Chicago – April 24, 2025
U.S. President Donald Trump has sparked optimism among global investors by hinting at a possible reduction in tariffs on Chinese imports. However, his apparent effort to cool tensions in the ongoing trade war with China has been dismissed by Chinese officials and mocked online, with some calling it a sign of retreat.
During a briefing in the Oval Office on Tuesday, Trump said the steep tariffs on Chinese goods would “come down substantially.” He also pledged to adopt a more conciliatory tone in negotiations, promising to be “very nice” and refraining from bringing up the origins of the Covid-19 pandemic.
Despite these remarks, Beijing has shown little interest in his gestures, insisting that all tariffs must be removed. Chinese Commerce Ministry spokesperson He Yadong said that since the U.S. initiated the tariff hikes, it should also be the one to eliminate them, urging Washington to respond to international and domestic calls to end the trade conflict through equal dialogue.
Contrary to Trump’s claim that U.S. and Chinese officials were in constant communication over the matter, China’s Foreign Ministry spokesperson Guo Jiakun denied any ongoing discussions, dismissing the reports as “fake news.”
Chinese policy advisors view Trump’s softer rhetoric as a response to domestic political pressure and a move to calm jittery markets. According to Wang Yiwei of Renmin University, Trump’s mixed signals have eroded trust in Beijing, with Chinese officials now doubting his reliability. He said Trump’s shifting stance is seen as a reaction to growing internal pressures, including market instability and inflation concerns.
Wu Xinbo, an expert from Fudan University, echoed this sentiment, saying that China feels no urgency to engage in talks and is prepared to withstand economic strain.
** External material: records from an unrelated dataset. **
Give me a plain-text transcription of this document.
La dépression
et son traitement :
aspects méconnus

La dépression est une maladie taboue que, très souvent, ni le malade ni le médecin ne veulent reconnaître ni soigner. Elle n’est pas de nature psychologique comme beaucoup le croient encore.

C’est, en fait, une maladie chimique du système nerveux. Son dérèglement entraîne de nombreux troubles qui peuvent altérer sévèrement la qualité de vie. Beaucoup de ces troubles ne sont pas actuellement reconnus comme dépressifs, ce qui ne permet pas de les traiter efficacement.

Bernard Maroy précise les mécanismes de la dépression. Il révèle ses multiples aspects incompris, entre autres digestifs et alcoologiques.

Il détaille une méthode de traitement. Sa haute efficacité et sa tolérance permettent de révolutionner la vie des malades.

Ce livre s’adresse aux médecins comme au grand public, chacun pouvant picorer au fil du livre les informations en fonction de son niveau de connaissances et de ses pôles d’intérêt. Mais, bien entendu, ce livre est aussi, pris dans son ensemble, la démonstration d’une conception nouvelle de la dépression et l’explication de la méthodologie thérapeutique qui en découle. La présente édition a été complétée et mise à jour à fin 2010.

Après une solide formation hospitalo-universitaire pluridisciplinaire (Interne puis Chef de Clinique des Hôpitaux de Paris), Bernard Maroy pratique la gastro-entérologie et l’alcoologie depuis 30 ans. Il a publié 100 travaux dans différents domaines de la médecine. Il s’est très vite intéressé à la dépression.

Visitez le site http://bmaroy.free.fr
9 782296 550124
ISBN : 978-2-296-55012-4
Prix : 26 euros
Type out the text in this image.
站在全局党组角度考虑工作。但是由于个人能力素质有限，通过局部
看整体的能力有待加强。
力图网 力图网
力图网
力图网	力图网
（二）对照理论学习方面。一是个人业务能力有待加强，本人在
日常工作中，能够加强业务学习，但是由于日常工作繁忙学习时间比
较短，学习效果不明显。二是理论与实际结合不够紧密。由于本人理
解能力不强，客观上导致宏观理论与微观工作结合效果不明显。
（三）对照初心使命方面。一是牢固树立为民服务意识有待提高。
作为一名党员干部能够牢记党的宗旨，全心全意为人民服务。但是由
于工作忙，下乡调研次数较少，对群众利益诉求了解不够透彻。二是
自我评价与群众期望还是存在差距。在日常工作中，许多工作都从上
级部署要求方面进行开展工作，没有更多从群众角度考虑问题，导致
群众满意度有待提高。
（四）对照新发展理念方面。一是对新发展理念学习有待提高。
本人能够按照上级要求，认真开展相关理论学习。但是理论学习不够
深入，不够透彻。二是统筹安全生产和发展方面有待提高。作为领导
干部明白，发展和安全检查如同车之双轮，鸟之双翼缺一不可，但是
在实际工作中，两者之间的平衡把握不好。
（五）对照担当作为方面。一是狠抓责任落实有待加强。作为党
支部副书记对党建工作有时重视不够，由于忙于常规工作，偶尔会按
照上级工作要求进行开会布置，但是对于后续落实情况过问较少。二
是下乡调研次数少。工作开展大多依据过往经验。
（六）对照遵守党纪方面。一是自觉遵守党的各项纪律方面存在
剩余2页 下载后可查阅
He suggested that delaying negotiations could ultimately give China a stronger bargaining position.
While China continues to project resilience, highlighted by Xi Jinping’s recent diplomatic tour in Southeast Asia, its economy has slowed, and experts believe Beijing may eventually need to return to the negotiating table.
Trump’s change in tone came shortly after a private meeting with the CEOs of major U.S. retailers like Walmart, Target, Home Depot, and Lowe’s, who warned him about the economic damage caused by tariffs and the uncertainty they bring.
Many investment banks have warned that the current tariffs, along with China’s retaliatory 125% duties on American goods, could push both the U.S. and global economies into a recession.
Although Trump hasn’t provided exact figures for the tariff cuts, a senior White House official told The Wall Street Journal that the current 145% tariffs could be reduced to somewhere between 50% and 65%.